Redes sociais exibem drama da automutilação entre jovens

Adolescentes postam imagens e contam na internet suas histórias chocantes de autopunição

iG Minas Gerais | Litza Mattos |

Jogo do desmaio. França registra cerca de dez mortes por ano
Reprodução / YouTube
Jogo do desmaio. França registra cerca de dez mortes por ano

Cortar o próprio corpo ou provocar o desmaio de forma proposital. Situações de alto risco para a saúde que têm se tornado uma prática popular entre os adolescentes, e que ganham espaço nas redes sociais.

No Brasil, a “brincadeira (ou jogo) do desmaio” – que consiste em provocar a perda da consciência ao realizar uma pressão no peito sempre com a ajuda de outros colegas –, já foi registrada em alguns colégios do Paraná, Sergipe, Brasília e Rio de Janeiro.

No entanto, essa não é uma prática nova, mas que vem se disseminando com mais frequência devido às facilidades da internet. Na França, pais das vítimas desse “jogo” criaram uma associação que vem registrando em média dez mortes por ano desde 2000. Nos Estados Unidos, os Centros para Controle e Prevenção de Doenças identificaram pelo menos 82 mortes de crianças e adolescentes de 1995 a 2007 – 87% das vítimas eram do sexo masculino.

O presidente do Sindicato das Escolas Particulares de Minas Gerais (Sinep-MG), Emiro Barbini, desconhece registros da prática e diz que ainda não recebeu nenhum relato sobre o assunto em Belo Horizonte. Ele admite preocupação, pois “o que acontece em outros Estados chega a Minas Gerais, e vice-versa”.

“A escola sempre foi um ambiente com algumas brincadeiras de mau gosto. Temos que ficar atentos às mídias sociais por causa da agilidade na disseminação das informações para, com isso, fazermos a prevenção”, diz.

Automutilação. Diagnosticada com transtorno de ansiedade generalizada, a designer gráfica mineira Jordana Andrade, 21, conta que começou a fazer cortes na pele por se cobrar demais, por exemplo, em relação às notas na escola.

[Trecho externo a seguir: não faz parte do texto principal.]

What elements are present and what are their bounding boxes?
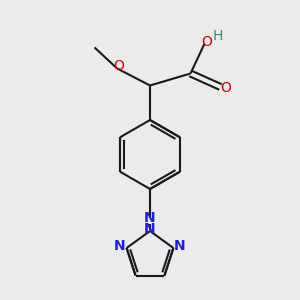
Text: O: O [113,59,124,73]
Text: O: O [220,82,231,95]
Text: H: H [213,29,223,43]
Text: N: N [174,239,186,253]
Text: O: O [201,35,212,49]
Text: N: N [114,239,126,253]
Text: N: N [144,212,156,225]
Text: N: N [144,222,156,236]
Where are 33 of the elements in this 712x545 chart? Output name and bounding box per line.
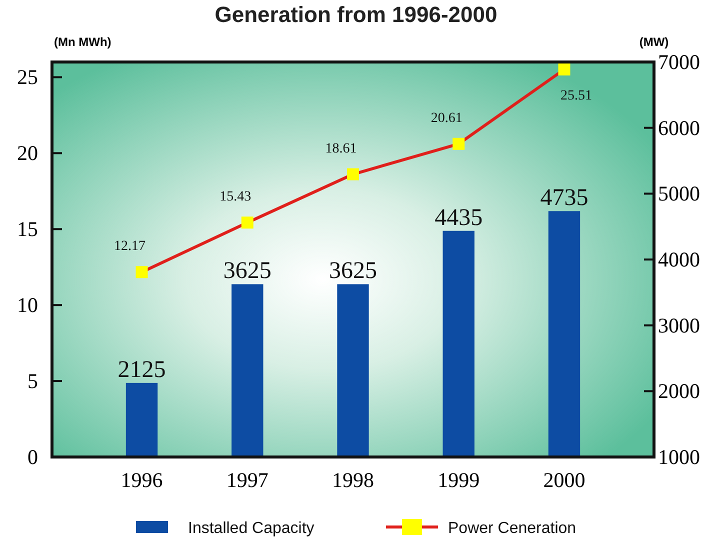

“Eu me cortava nos braços e pernas com gilete e estilete, mas não tinha uma situação específica que causava isso, era o sentimento de decepção comigo mesma. Tem uma definição que diz ser muito mais fácil controlar a dor física do que a dor psicológica”, afirma.

A automutilação tem atingido principalmente meninas de 13 a 17 anos, e, apesar de o problema estar sempre ligado a algum tipo de transtorno psiquiátrico, Jordana diz que já viu blogs e redes sociais ensinando “o que fazer e como fazer”. Esse alerta também foi feito por alguns psiquiatras que já tratam o tema como “epidemia”.

Para a psicóloga Tânia Maria Magalhães, essa atitude representa os “novos sintomas da maneira como as pessoas têm se relacionado com as dificuldades e angústias deste século”.

“Os tratamentos são difíceis, pois tudo é novidade. Os pais devem observar se a movimentação na vida dos filhos, como roupas, alimentação e o aspecto social, mudou”, alerta.

A doença

Documento. A automutilação ficou sob avaliação no último Manual Diagnóstico e Estatístico de Doenças Mentais para ser tratada como um transtorno isolado, apesar de associada a outras síndromes, como Borderline.